There is no rhyme or reason why the debate over where to try a terrorist ever became a “left vs. right” issue.

Yet there they are on television -- right-wing and left-wing pundits defending their position as if their very political identities depend upon the answer.

There’s only one consideration that bears weight on the issue of where to try a terrorist. And guess what? It is not political. It is purely legal, in fact mundanely legal:

Since military courts and civilian courts have different evidence rules, the people collecting the evidence have to know beforehand, in which court they will prosecute.

The only fact that matters in the choice of trial venue is which rules the “gatherers of evidence,” (that is the police, soldiers, agents) used when compiling the evidence.

If the people who compiled the evidence followed military rules while doing their job, and you want to win the case, then you’d better try the case in military court. If the evidence gatherers followed civilian rules, and you want to win the case, then you’d better try the case in civilian court.

Everything else is equal and immaterial. Federal tax dollars will be used in either case. The defendant will have a lawyer in either case. The defendant will have a right to attempt to win in either case. He’ll be jailed or executed using federal dollars in either case.

Some people may have a preference for what message, be it explicit or subliminal, we send to terrorists when we treat them as enemy combatants or criminal defendants. But that preference adds nothing to the goal of winning the prosecution, which is all that the gatherers of evidence truly care about.

Nothing about this issue lends itself to understanding the left/right dichotomy of Democrats and Republicans.

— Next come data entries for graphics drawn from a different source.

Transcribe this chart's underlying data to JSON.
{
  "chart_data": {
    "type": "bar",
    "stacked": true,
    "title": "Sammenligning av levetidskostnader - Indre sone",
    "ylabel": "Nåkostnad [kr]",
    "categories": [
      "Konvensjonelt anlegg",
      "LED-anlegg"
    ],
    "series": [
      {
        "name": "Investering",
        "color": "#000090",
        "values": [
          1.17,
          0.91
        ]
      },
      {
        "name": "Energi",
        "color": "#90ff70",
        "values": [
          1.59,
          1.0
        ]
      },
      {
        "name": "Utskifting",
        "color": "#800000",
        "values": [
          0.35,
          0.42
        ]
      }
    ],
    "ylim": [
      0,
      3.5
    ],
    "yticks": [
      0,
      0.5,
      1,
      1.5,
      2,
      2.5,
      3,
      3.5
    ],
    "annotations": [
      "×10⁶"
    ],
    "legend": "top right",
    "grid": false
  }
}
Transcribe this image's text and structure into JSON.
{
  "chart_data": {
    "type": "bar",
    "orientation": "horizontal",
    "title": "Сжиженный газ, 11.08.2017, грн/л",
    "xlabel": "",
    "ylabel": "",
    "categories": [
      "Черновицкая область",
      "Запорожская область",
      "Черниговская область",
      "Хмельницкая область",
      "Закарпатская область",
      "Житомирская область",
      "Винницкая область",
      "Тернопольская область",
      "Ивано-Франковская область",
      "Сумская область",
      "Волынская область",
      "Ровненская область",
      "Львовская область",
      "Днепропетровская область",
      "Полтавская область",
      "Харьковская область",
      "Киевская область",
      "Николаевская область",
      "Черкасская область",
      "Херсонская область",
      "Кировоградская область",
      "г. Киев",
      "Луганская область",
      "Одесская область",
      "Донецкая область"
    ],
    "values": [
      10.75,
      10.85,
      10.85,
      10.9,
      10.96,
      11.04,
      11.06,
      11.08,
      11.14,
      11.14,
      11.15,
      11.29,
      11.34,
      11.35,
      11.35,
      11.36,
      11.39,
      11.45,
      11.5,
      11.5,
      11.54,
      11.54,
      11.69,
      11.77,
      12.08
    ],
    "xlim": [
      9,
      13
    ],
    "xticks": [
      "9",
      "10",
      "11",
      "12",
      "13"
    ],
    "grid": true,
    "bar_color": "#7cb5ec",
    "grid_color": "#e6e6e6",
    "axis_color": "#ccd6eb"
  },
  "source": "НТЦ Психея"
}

The yardstick that defines something as “left” or “right” is purely economic: The extent of government control over economic production in society. Where to try a terrorist is pretty far removed from that.

Why then, from the solemn halls of congress to the fisticuffs of the Internet, are people firing across the left/right line in the sand over which legal venue is best to try a terrorist?

Perhaps Senator Evan Bayh’s remarks about leaving Congress apply here, too: America may be so corralled in partisan stables that we are picking fights where we don’t have to.
That certainly seems to be the case on terror trial venues.